In what seems like an unrelenting year of bad news, the Economist has a lovely and uplifting feature headlined “The U-Bend of Life.”
Although the plumbing metaphor might sound uninviting, in fact the piece is a cheery paean to older age. It explores the surprisingly well-replicated findings that unhappiness peaks in middle age, and that older age seems to bring increasing emotional well-being. The author writes:
[M]ankind is wrong to dread ageing. Life is not a long slow decline from sunlit uplands towards the valley of death. It is, rather, a U-bend.
When people start out on adult life, they are, on average, pretty cheerful. Things go downhill from youth to middle age until they reach a nadir commonly known as the mid-life crisis. So far, so familiar. The surprising part happens after that. Although as people move towards old age they lose things they treasure — vitality, mental sharpness and looks — they also gain what people spend their lives pursuing: happiness.

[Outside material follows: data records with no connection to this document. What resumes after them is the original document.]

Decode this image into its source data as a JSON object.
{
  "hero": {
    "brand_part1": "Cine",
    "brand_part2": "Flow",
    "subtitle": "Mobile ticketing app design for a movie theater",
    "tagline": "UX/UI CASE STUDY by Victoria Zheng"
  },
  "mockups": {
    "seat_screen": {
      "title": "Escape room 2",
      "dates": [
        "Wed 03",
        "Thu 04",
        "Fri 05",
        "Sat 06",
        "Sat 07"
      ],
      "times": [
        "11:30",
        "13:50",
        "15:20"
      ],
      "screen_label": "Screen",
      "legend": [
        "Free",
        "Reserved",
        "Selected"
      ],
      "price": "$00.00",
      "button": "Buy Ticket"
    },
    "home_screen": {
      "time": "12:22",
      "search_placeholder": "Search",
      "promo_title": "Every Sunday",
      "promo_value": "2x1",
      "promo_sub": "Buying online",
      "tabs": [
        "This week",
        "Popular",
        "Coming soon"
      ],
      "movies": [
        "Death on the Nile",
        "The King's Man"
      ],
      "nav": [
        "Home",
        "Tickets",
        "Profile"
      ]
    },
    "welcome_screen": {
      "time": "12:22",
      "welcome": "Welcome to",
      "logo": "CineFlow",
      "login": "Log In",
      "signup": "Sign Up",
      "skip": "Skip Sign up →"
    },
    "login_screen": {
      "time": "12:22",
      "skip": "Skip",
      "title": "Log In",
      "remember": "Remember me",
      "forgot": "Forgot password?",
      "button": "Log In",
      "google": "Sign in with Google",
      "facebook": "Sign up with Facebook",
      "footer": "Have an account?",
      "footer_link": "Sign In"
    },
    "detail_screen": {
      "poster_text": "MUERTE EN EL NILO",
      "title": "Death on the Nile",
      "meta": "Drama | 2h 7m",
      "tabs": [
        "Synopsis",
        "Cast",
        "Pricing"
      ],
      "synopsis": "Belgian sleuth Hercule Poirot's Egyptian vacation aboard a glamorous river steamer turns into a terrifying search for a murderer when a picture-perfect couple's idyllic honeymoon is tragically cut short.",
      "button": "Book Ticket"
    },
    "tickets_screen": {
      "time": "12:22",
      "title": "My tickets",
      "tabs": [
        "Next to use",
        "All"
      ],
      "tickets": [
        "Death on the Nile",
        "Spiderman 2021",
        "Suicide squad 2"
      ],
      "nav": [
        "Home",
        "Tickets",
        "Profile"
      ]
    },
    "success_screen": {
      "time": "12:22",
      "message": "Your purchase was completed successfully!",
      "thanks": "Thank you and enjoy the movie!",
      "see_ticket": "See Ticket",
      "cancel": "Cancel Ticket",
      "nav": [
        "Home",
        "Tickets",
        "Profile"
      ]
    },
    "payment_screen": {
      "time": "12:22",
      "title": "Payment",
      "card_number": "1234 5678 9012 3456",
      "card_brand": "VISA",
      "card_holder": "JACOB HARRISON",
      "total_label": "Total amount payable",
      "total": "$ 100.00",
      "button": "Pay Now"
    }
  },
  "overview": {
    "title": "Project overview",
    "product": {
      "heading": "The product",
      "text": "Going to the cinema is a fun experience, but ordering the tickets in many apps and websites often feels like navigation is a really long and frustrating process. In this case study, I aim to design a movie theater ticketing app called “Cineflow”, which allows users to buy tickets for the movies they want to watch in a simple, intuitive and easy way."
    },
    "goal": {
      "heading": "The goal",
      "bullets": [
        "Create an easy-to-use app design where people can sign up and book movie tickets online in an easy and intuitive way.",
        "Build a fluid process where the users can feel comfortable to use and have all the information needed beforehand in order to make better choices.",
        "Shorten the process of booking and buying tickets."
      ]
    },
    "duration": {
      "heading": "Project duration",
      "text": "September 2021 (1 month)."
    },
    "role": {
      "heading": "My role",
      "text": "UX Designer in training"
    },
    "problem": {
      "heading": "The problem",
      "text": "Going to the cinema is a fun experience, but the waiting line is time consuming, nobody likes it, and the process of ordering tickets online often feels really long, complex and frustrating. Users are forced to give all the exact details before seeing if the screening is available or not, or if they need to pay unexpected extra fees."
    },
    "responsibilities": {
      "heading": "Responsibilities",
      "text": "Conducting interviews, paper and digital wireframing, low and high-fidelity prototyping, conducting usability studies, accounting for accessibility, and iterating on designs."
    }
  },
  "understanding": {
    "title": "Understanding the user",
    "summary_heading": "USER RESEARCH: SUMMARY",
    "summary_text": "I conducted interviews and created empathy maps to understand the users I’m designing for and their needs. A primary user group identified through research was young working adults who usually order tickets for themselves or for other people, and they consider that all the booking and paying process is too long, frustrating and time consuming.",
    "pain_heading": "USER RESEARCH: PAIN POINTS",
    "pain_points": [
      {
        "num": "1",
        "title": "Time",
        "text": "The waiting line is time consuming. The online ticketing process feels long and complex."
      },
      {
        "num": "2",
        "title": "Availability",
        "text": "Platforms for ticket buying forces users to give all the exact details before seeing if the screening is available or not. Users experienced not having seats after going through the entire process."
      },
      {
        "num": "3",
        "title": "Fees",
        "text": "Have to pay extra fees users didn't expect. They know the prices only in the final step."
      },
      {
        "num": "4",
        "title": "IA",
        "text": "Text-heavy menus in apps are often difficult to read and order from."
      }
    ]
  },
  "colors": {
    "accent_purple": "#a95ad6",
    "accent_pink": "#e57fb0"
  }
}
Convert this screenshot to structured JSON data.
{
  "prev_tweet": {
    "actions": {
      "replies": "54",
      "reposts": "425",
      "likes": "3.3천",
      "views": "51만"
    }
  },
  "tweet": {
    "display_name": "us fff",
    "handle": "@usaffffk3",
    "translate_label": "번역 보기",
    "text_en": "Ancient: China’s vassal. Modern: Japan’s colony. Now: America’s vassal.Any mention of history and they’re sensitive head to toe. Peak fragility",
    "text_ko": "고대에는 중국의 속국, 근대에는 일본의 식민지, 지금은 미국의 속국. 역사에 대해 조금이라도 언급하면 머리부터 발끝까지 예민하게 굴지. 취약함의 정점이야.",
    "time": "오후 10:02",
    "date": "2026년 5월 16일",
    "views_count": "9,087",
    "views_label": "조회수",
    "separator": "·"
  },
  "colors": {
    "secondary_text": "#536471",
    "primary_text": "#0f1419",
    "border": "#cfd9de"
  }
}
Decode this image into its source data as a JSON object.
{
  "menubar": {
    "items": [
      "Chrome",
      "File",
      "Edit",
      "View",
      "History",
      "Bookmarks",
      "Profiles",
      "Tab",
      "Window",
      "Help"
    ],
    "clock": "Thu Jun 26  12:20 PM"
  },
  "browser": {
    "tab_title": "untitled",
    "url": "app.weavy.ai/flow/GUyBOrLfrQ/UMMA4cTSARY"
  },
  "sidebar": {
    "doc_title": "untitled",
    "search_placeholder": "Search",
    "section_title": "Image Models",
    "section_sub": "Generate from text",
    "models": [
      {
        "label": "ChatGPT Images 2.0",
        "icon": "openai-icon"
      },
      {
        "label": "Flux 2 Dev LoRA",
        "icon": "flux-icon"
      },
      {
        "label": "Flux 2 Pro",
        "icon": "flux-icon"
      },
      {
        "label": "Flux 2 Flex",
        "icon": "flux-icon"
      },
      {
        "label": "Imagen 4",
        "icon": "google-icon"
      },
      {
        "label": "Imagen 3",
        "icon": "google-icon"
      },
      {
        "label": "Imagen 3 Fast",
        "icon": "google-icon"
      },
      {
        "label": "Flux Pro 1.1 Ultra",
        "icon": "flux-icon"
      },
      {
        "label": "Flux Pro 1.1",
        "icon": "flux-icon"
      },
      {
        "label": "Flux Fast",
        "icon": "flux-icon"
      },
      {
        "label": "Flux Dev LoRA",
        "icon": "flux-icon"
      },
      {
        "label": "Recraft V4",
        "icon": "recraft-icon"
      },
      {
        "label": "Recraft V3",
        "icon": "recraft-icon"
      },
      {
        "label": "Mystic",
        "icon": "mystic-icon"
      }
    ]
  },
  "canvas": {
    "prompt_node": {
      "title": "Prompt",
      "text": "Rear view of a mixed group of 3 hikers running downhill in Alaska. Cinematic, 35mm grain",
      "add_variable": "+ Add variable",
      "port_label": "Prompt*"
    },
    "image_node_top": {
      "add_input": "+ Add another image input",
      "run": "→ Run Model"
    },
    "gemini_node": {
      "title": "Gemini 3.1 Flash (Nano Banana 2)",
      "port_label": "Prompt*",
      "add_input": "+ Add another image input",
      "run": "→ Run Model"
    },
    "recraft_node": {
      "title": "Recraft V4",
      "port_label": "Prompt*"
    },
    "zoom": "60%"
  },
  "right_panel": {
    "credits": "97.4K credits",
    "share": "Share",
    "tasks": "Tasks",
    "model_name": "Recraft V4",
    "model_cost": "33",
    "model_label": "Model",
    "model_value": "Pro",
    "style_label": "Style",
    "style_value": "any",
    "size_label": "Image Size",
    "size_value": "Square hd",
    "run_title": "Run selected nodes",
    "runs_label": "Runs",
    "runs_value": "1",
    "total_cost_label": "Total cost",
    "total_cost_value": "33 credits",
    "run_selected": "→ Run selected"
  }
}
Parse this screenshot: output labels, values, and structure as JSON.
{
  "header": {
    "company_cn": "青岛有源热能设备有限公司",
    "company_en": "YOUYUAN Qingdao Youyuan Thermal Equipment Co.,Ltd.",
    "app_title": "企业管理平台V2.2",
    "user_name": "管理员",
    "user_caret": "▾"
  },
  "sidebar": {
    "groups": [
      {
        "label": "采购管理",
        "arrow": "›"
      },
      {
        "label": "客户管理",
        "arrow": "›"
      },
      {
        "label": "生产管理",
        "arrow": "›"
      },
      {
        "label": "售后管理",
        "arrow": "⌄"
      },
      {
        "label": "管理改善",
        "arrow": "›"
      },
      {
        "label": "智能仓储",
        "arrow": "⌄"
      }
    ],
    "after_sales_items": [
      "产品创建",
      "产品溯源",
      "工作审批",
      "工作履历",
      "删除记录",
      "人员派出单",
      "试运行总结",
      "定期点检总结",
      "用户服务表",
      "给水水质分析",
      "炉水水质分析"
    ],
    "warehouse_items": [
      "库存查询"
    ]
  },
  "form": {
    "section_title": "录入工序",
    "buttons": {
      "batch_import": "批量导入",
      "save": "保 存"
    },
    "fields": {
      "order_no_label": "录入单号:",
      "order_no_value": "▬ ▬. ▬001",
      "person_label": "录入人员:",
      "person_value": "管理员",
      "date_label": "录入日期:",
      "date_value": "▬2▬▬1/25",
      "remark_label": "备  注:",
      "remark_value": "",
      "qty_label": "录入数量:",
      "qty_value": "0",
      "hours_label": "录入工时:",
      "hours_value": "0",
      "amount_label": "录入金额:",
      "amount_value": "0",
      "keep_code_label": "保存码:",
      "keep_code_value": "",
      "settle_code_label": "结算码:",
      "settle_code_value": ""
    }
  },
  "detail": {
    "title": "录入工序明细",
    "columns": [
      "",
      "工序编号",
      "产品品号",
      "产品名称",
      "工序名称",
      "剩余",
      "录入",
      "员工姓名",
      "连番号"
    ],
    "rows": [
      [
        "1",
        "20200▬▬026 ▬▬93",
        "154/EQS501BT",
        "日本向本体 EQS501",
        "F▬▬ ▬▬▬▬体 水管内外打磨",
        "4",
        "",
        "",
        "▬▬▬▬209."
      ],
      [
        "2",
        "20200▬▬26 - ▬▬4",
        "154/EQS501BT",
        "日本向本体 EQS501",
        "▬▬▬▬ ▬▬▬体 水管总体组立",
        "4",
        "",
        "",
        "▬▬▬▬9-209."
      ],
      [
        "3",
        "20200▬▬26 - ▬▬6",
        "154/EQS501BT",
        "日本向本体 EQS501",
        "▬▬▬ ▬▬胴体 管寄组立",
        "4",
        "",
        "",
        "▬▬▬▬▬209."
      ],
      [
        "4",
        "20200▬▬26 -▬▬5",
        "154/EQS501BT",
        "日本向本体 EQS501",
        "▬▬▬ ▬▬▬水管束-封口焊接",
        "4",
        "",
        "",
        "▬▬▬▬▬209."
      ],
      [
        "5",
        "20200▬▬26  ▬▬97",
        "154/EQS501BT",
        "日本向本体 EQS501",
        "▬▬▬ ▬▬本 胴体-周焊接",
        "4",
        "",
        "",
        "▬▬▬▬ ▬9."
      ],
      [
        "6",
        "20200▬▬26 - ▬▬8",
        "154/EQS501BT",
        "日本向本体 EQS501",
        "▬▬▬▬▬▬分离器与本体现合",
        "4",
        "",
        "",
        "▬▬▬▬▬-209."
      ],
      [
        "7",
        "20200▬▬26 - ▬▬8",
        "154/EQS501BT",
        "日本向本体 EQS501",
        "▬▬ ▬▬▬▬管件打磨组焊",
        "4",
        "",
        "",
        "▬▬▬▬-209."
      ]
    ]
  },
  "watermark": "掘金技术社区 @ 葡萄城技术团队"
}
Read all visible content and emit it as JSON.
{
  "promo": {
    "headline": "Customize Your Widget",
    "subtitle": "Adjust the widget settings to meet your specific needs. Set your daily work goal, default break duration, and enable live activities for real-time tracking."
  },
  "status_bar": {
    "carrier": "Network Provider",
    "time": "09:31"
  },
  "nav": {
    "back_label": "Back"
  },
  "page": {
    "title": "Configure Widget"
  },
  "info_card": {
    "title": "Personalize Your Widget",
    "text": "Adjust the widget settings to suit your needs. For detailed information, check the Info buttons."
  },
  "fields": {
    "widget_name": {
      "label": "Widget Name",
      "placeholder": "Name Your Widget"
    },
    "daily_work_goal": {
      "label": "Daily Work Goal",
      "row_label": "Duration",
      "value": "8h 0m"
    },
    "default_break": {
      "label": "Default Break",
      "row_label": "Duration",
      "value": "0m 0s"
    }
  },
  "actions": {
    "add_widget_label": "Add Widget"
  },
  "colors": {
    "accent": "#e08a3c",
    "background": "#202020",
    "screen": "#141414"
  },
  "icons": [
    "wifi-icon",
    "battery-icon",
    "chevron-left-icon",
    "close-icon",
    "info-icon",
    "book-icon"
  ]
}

The article cites supporting research across disciplines, and is spiked with such piquant observations as “Young people will go to cocktail parties because they might meet somebody who will be useful to them in the future, even though nobody I know actually likes going to cocktail parties.” And, from William James, “How pleasant is the day when we give up striving to be young — or slender.”
It’s well worth a read, especially if you are in your 40s, which is apparently life’s peak time for unhappiness.